Combinations of biomarkers predictive of later life mortality
A wide range of biomarkers, reflecting activity in a number of biological systems (e.g., neuroendocrine, immune, cardiovascular, and metabolic), have been found to prospectively predict disability, morbidity, and mortality outcomes in older adult populations. Levels of these biomarkers, singly or in combination, may serve as an early warning system of risk for future adverse health outcomes. In the current investigation, 13 biomarkers were examined as predictors of mortality occurrence over a 12-year period in a sample of men and women (n 1,189) 70–79 years of age at
enrollment into the study. Biomarkers examined in analyses included markers of neuroendocrine functioning (epinephrine, norepinephrine, cortisol, and dehydroepiandrosterone), immune activity (C-reactive protein, fibrinogen, IL-6, and albumin), cardiovascular functioning (systolic and diastolic blood pressure), and metabolic activity [high-density lipoprotein (HDL) cholesterol, total to HDL cholesterol ratio, and glycosylated hemoglobin]. Recursive partitioning techniques were used to identify a set of pathways, composed of combinations of different biomarkers, that were associated with a high-risk of mortality over the 12-year period.
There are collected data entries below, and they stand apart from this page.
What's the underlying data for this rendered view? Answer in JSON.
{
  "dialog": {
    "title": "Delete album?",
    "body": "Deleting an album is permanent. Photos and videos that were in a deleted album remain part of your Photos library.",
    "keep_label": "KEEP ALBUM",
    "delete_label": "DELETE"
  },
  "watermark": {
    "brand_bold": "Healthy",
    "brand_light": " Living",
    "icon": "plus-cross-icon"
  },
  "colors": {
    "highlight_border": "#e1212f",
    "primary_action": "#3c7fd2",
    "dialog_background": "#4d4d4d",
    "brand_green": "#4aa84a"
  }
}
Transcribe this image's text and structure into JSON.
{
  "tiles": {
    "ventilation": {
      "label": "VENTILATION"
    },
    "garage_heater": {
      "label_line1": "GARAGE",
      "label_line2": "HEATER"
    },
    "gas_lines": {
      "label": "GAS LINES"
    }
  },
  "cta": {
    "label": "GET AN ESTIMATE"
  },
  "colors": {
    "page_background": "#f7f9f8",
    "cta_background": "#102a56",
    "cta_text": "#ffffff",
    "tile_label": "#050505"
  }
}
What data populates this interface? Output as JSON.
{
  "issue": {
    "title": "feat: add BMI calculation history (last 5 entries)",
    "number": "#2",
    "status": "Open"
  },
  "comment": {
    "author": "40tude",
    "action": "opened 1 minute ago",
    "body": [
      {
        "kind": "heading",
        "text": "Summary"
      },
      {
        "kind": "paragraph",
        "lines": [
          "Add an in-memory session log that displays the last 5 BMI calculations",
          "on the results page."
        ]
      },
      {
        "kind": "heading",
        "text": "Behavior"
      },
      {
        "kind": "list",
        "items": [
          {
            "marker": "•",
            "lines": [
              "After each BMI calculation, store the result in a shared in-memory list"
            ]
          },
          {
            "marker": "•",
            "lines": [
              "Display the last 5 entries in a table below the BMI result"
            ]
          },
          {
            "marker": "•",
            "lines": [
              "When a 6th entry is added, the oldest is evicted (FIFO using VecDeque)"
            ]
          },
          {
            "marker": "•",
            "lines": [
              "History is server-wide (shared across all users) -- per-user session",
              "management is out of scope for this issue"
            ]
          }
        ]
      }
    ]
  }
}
Of the 13 biomarkers examined, almost all entered into one or more high-risk pathways although combinations of neuroendocrine and immune markers appeared frequently in high-risk male pathways, and systolic blood pressure was present in combination with other biomarkers in all high-risk female pathways. These findings illustrate the utility of recursive partitioning techniques in identifying biomarker combinations predictive of mortal outcomes in older adults, as well as the multiplicity of biological pathways to mortality in elderly populations.